Headline was verified

“Headless body in topless bar” killer denied parole – chicagotribune.com.

Great headline in print in the New York Post in 1983 also works for the Web because the words are specific. The Tribune story said the Newsday headline read “Night of Terror.” That worked on a newspaper page with the context of other words and pictures, but it is too general for a good match in a search engine.

The story goes that the New York Post sent a staff member to verify that the bar had topless dancing. The Poynter story explains it.

Paraphrase falls short

King’s words, all of them, to be restored – The Washington Post.

The Post story explains that the inscription on the Martin Luther King Jr. memorial will be edited — a difficult job in granite.

If you listen to the entire sermon titled “The Drum Major Instinct,” you hear how insufficient the inscribed paraphrase is to capture the extended metaphor of the sermon. The other problem is point of view: King is saying what he would have others say about him; the inscription makes it sound as though he were saying those  words about himself. It’s all clear if you listen to the sermon.

What other words from the sermon might have been used for the memorial inscription?

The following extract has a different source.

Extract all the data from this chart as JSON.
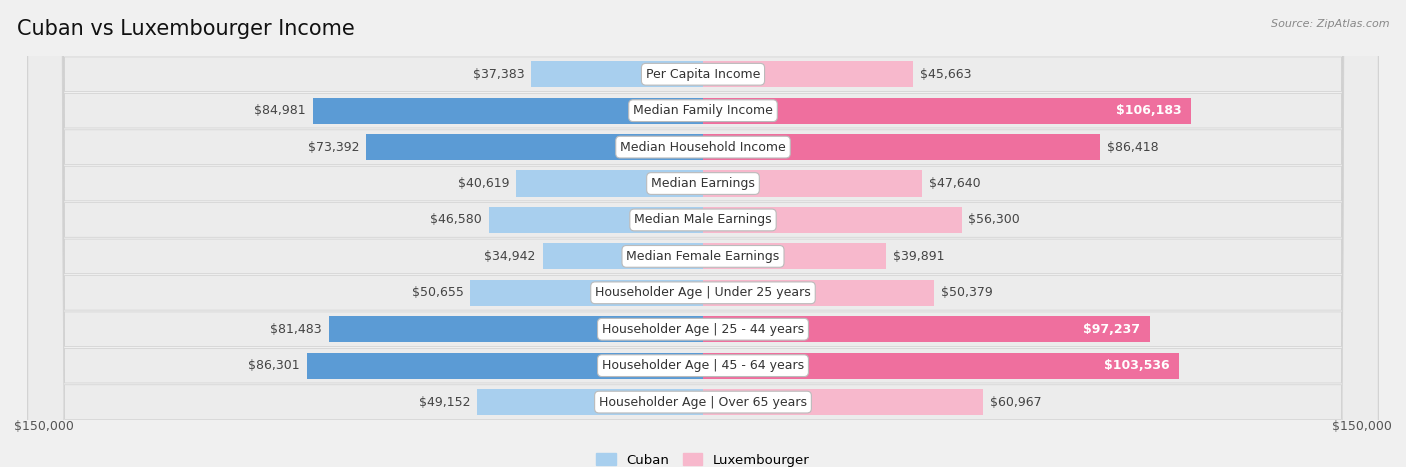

At Penn State, crisis management meant monitoring social media – Campus Overload – The Washington Post

Jenna Johnson of the Washington Post writes:

Behind the scenes, top-level Penn State officials closely monitored the publicity and tried to control their messaging, according to memos obtained by the Associated Press through a public records request filed with the Pennsylvania Department of Education, as Penn State is largely exempt from state open records laws.